The two theme siblings are then developed using the classic devices of the Classical era: modulation, fragmentation and close imitation. And the recapitulation, which arrives with the infinite subtlety and nuance of a morning sunrise, holds only one surprise in store: its quiet ending.

The fleet and light-stepping scherzo is so associated with the Mendelssohn brand that such movements by other composers are often called ‘Mendelssohnian’. And in this quartet the composer in this second movement does not disappoint. The defining gesture, or ‘hook’ of this movement (to use the jargon of popular music) is the feathery shiver of repeated notes with which it begins. Spicy features of this scherzo are Mendelssohn’s delirious use of cross-rhythms, hemiola, and even a hint of fugato. Once again turning Classical forms to Romantic use, Mendelssohn creates no separate ‘trio’ to contrast with the animated motion of the scherzo, preferring instead to grab moments of occasional lyrical relief on the fly at various points in the movement’s trajectory.

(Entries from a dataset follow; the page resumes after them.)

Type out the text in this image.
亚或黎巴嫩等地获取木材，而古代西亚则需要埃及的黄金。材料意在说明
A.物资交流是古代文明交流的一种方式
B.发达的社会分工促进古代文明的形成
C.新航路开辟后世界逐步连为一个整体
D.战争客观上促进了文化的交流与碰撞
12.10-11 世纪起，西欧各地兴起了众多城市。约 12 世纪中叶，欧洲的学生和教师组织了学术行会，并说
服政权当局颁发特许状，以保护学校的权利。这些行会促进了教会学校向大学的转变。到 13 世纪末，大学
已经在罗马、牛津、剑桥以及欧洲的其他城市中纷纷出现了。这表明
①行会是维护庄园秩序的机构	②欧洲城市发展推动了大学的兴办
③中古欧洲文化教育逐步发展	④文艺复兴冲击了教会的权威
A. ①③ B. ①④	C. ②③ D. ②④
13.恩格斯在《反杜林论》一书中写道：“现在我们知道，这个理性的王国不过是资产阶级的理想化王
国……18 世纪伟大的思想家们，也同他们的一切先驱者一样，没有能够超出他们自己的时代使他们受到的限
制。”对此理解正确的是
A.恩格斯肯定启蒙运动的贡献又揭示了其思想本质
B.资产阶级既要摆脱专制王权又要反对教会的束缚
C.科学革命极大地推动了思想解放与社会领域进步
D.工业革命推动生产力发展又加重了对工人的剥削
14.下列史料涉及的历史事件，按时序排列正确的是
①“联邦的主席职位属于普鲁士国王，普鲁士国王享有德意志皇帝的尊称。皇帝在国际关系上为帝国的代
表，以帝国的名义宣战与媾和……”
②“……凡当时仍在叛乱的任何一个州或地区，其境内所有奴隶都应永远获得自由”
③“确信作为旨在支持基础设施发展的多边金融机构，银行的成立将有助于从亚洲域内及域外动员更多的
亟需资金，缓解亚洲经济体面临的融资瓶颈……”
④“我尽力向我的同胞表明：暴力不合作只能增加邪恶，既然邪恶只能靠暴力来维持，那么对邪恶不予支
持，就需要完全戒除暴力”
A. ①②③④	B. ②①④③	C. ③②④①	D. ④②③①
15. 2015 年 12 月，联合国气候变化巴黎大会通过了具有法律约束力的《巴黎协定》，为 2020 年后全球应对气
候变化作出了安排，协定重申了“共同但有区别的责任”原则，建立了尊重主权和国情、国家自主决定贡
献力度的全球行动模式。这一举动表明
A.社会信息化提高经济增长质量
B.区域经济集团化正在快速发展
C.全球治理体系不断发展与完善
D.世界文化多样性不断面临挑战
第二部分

What follows is not the classic slow movement but rather an Andante, very similar in style to one of Mendelssohn’s Songs Without Words for piano. With his indication nicht schleppend in the score, Mendelssohn warns against “schlepping” in the tempo, lest the movement’s dignified lyricism devolve into mere sentimentality and smarminess. To keep things moving along, he provides a constant ripple of 16th-note figuration in the accompaniment beneath the soaring melody line, which is projected almost exclusively by the first violin.

The sonata-rondo finale is remarkable for its driving energy and integration of disparate musical materials into a continuous flow by means of flawless transitions and motivic linkages. Mendelssohn’s ability to communicate urgency without panic, and breeziness without flippancy, allows him to construct in this movement a panorama of interconnected moods, all loyal to the same overarching rhythm.